Lecture 12 (February 27) Hypothesis Testing. Basic Concentration Inequalities. Proper vs Non-proper PAC Learning.

Lecture 13 (March 3) Proper vs Non-proper Learning Continued. NP-hardness of properly learning 3-term DNFs. Efficient Algorithm for Non-proper Learning of 3-term DNFs.

Lecture 14 (March 5) VC Dimension Characterizes Sample Complexity of PAC Learning. Proof of Sample Complexity Lower Bound.

Lecture 15 (March 10) VC Dimension Characterizes Sample Complexity of PAC Learning. Sauer’s Lemma and Start of Sample Complexity Upper Bound Proof.

Lecture 16 (March 12) VC Dimension Characterizes Sample Complexity of PAC Learning. Proof of Sauer’s Lemma and Upper Bound Proof Continued.

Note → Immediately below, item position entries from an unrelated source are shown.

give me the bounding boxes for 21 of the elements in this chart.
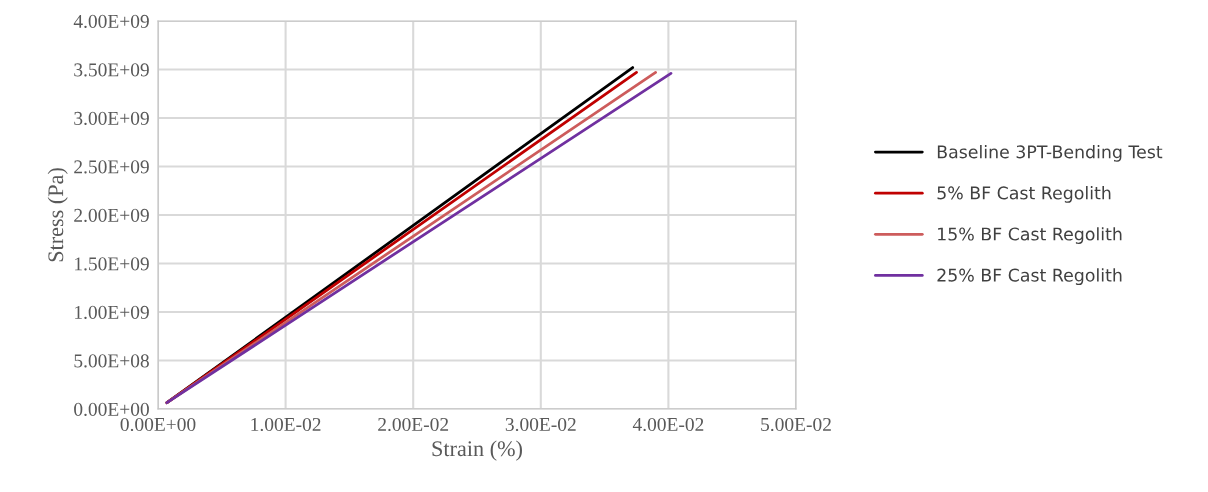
- x-tick-label: 2.00E-02: [378, 417, 449, 432]
- y-tick-label: 0.00E+00: [74, 402, 149, 417]
- y-tick-label: 1.00E+09: [75, 305, 149, 320]
- y-tick-label: 2.50E+09: [74, 160, 149, 174]
- y-axis-title: Stress (Pa): [47, 168, 68, 262]
- y-tick-label: 2.00E+09: [74, 208, 149, 223]
- y-tick-label: 5.00E+08: [74, 354, 149, 368]
- x-tick-label: 5.00E-02: [761, 417, 831, 432]
- y-tick-label: 3.00E+09: [74, 111, 149, 126]
- x-tick-label: 1.00E-02: [251, 417, 321, 432]
- y-tick-label: 3.50E+09: [74, 63, 149, 77]
- legend-label: 15% BF Cast Regolith: [938, 227, 1122, 244]
- legend-label: Baseline 3PT-Bending Test: [937, 144, 1163, 162]
- x-tick-label: 0.00E+00: [120, 417, 196, 432]
- y-tick-label: 1.50E+09: [75, 257, 149, 271]
- x-tick-label: 3.00E-02: [505, 417, 576, 432]
- legend-label: 25% BF Cast Regolith: [937, 268, 1122, 286]
- y-tick-label: 4.00E+09: [73, 14, 149, 29]
- legend-label: 5% BF Cast Regolith: [937, 186, 1111, 203]
- x-tick-label: 4.00E-02: [632, 417, 704, 432]
- x-axis-title: Strain (%): [432, 440, 522, 461]
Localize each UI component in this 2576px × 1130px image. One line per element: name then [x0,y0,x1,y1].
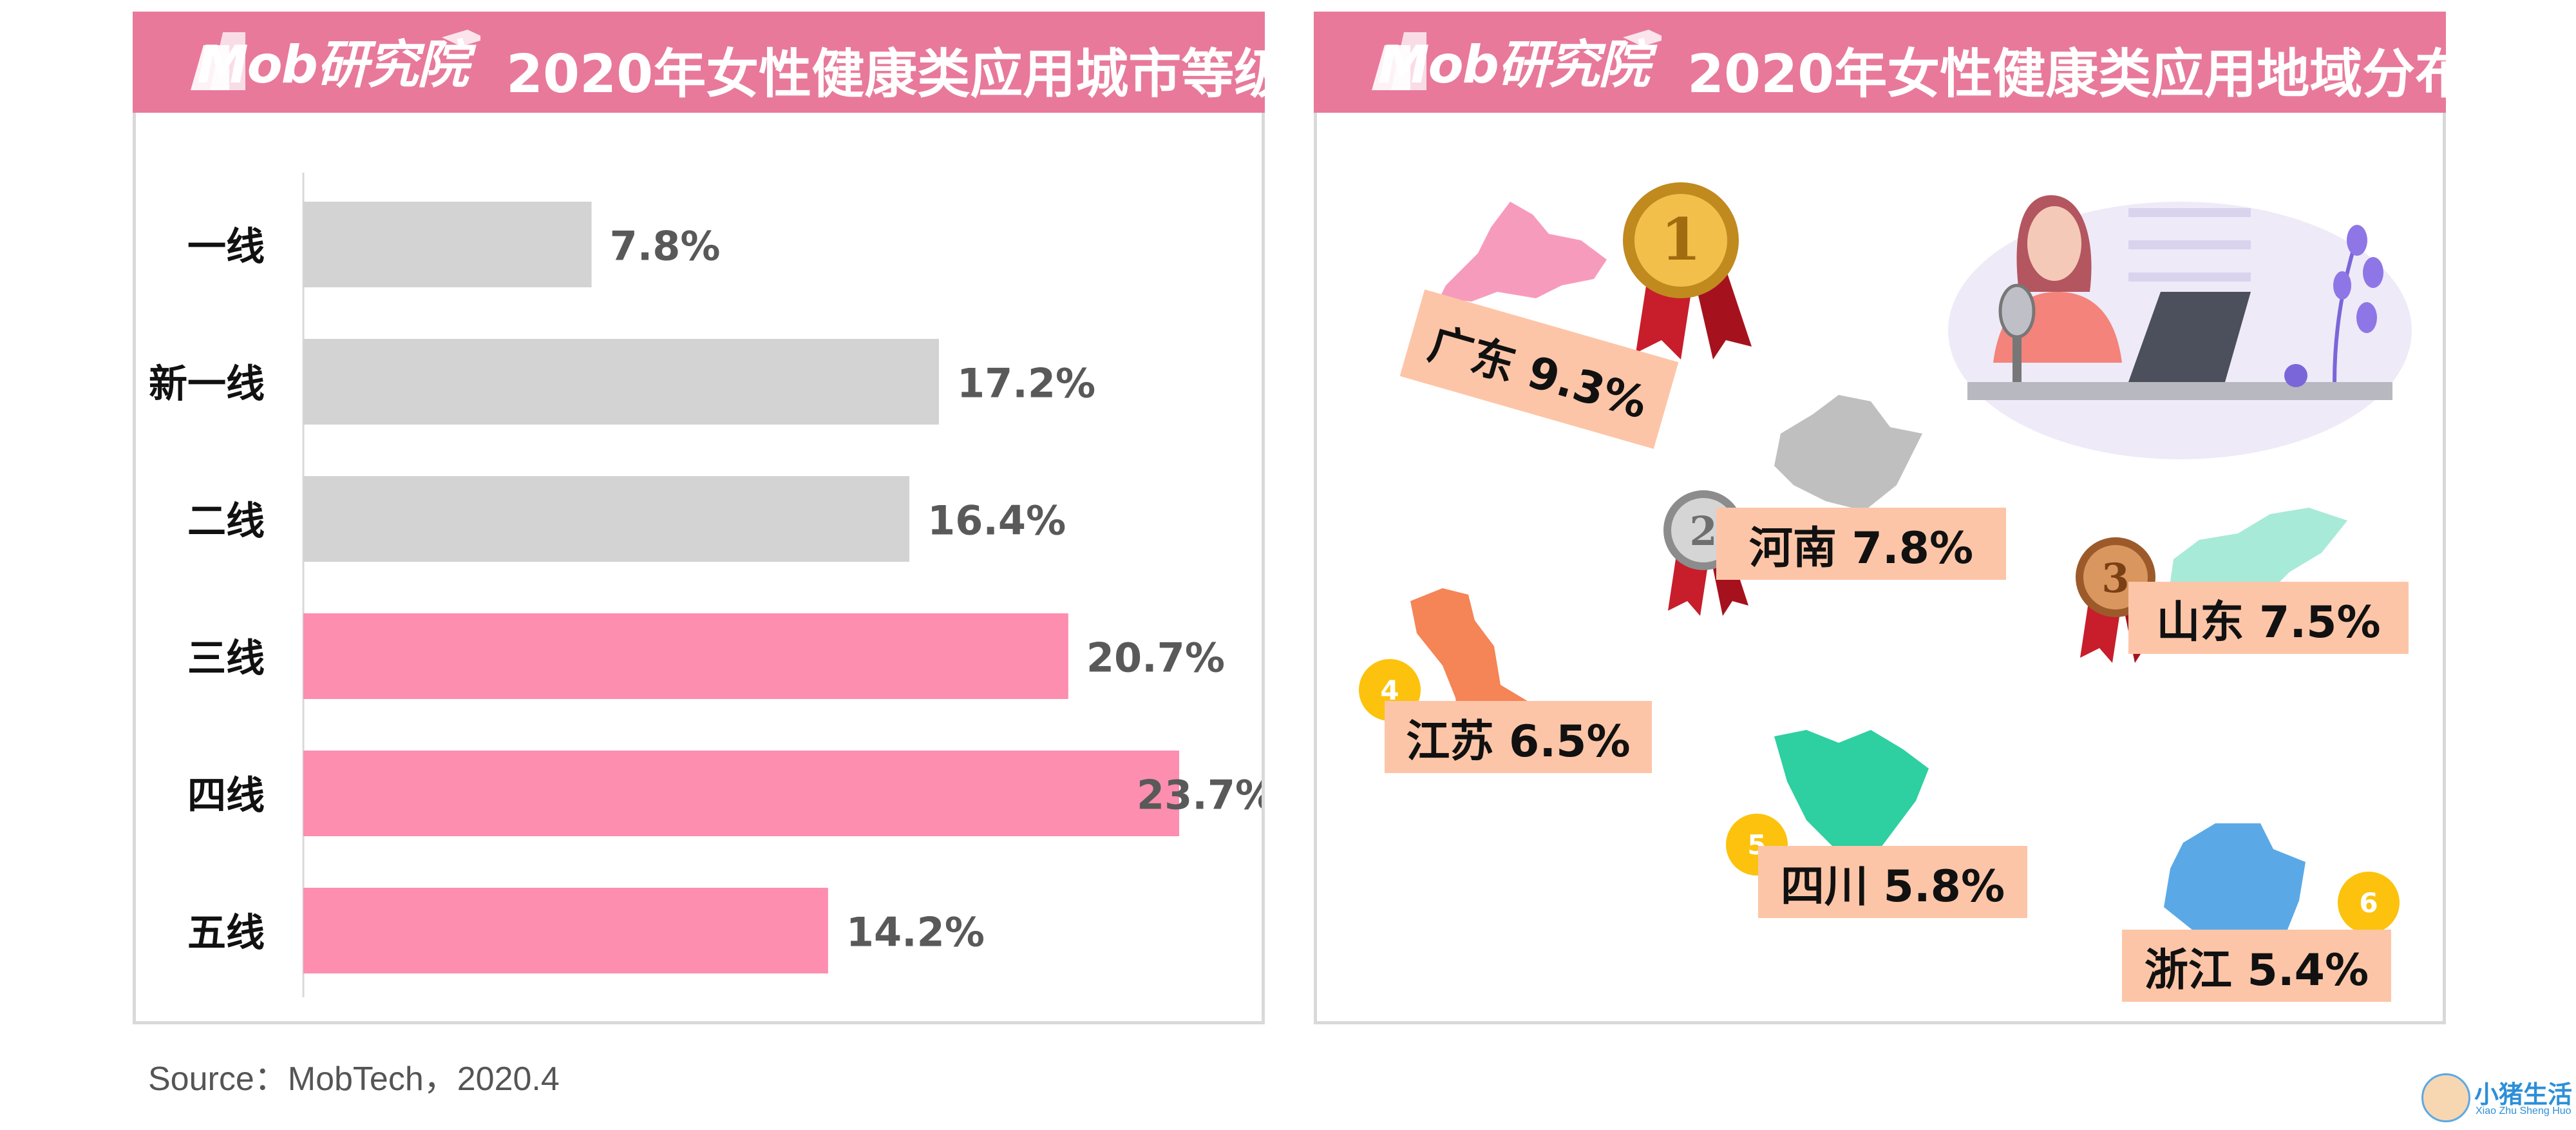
zhejiang-map-icon [2164,823,2306,943]
panel-title: 2020年女性健康类应用地域分布 [1687,44,2468,105]
source-note: Source：MobTech，2020.4 [148,1060,560,1098]
svg-text:1: 1 [1661,206,1701,274]
panel-header: Mob研究院 2020年女性健康类应用城市等级 [133,12,1287,113]
svg-text:3: 3 [2101,555,2129,602]
region-label-shandong: 山东 7.5% [2128,582,2409,654]
watermark-subtext: Xiao Zhu Sheng Huo [2476,1106,2571,1116]
value-label-1: 17.2% [957,360,1095,407]
watermark-pig-icon [2421,1073,2470,1122]
logo-text: Mob研究院 [1378,35,1650,95]
value-label-2: 16.4% [927,497,1066,544]
region-label-zhejiang: 浙江 5.4% [2122,930,2391,1002]
bar-4 [303,751,1179,836]
bar-1 [303,339,940,425]
bar-2 [303,476,910,562]
mob-logo-icon [1372,30,1662,90]
panel-header: Mob研究院 2020年女性健康类应用地域分布 [1314,12,2468,113]
category-label-3: 三线 [187,637,265,682]
region-distribution-panel: Mob研究院 2020年女性健康类应用地域分布 1 广东 9.3% [1314,12,2468,1024]
henan-map-icon [1774,395,1922,511]
bar-5 [303,888,828,973]
sichuan-map-icon [1774,730,1929,852]
category-label-0: 一线 [187,225,265,270]
watermark: 小猪生活 Xiao Zhu Sheng Huo [2421,1071,2572,1125]
value-label-3: 20.7% [1086,635,1225,682]
region-label-jiangsu: 江苏 6.5% [1385,701,1652,773]
svg-text:2: 2 [1689,508,1717,555]
value-label-0: 7.8% [610,223,721,270]
bar-0 [303,202,592,287]
woman-laptop-illustration [1948,195,2412,459]
panel-title: 2020年女性健康类应用城市等级 [506,44,1287,105]
value-label-5: 14.2% [846,909,985,956]
category-label-4: 四线 [187,774,265,819]
mob-logo-icon [191,30,480,90]
bar-3 [303,613,1068,699]
city-tier-panel: Mob研究院 2020年女性健康类应用城市等级 一线 7.8% 新一线 17.2% 二线… [133,12,1287,1024]
gold-medal-icon: 1 [1623,182,1752,359]
city-tier-bar-chart: 一线 7.8% 新一线 17.2% 二线 16.4% 三线 20.7% 四线 23.7% 五线 14.… [149,173,1262,997]
logo-text: Mob研究院 [197,35,469,95]
region-label-henan: 河南 7.8% [1716,508,2006,580]
category-label-5: 五线 [187,911,265,956]
region-label-sichuan: 四川 5.8% [1758,846,2027,918]
value-label-4: 23.7% [1137,772,1262,819]
watermark-text: 小猪生活 [2474,1080,2573,1109]
rank-6-badge: 6 [2338,872,2400,934]
category-label-2: 二线 [187,499,265,544]
category-label-1: 新一线 [149,362,265,407]
guangdong-map-icon [1439,202,1607,302]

Lecture 17 (March 24) Efficient Learning of Linear Threshold Functions. Introduction to Boosting. Schapire’s Three-State Booster.

Lecture 18 (March 26) Schapire’s Three-State Booster Continued.

Lecture 19 (March 31) Introduction to Boosting via Sampling Approach. Adaboost.

Lecture 20 (April 2) Adaboost Algorithm and Analysis Continued.

Lecture 21 (April 7) Introduction to Learning with Noise. Random Classification Noise, Malicious Noise.

Lecture 22 (April 9) Information-Theoretic Lower Bound on Learning with Malicious Noise. General Approach for Learning with Malicious Noise.

Lecture 23 (April 14) Random Classification Noise (RCN). Learning Monotone Disjunctions with RCN. Introduction to Statistical Query Model.

Lecture 24 (April 16) Statistical Query (SQ) Learning Model. SQ Learning Implies Learning with Random Classification Noise.

Lecture 25 (April 21) Hardness of Learning: Representation dependent vs Independent Hardness. Worst-case vs Average Case Assumptions.

Lecture 26 (April 23) Hardness of Learning Continued. Cryptographic Hardness.

Lecture 27 (April 28) Hardness of Learning Assuming Hardness of Refuting Random CSPs.

Lecture 28 (April 30) Additional Topics: Active Learning, Unsupervised Learning.

Course Evaluation

Homework Assignments: There will be 4 homework assignments that will count for 60% of the grade. The assignments which will be proof-based, and are intended to be challenging. Collaboration and discussion among students is allowed, though students must write up their solutions independently.

Course Project: A part of the course (25% of the grade) is an independent project on a topic related to learning theory. Projects can be completed individually or in groups of two students.

The goal of the project is to become an expert in an area related to the class material, and potentially contribute to the state of the art. There are two aspects to the course project. The first is a literature review: Students must decide on a topic and a list of papers, understand these papers in depth, and write a survey presentation of the results in their own words. The second aspect is to identify a research problem/direction on the chosen topic, think about it, and describe the progress they make.

Students must consult with the instructor during the first half of the course for help in forming project teams, selecting a suitable project topic, and selecting a suitable set of research papers.

Students will be graded on the project proposal (5%), the progress report (5%), and the final report (15%).

The remaining part of the grade will be based on class participation (15%).

Readings

The textbook for this course is:

M. Kearns and U. Vazirani. An Introduction to Computational Learning Theory.

An additional textbook (available online) we will use is:

S. Shalev-Shwartz and S. Ben-David. Understanding Machine Learning: From Theory to Algorithms.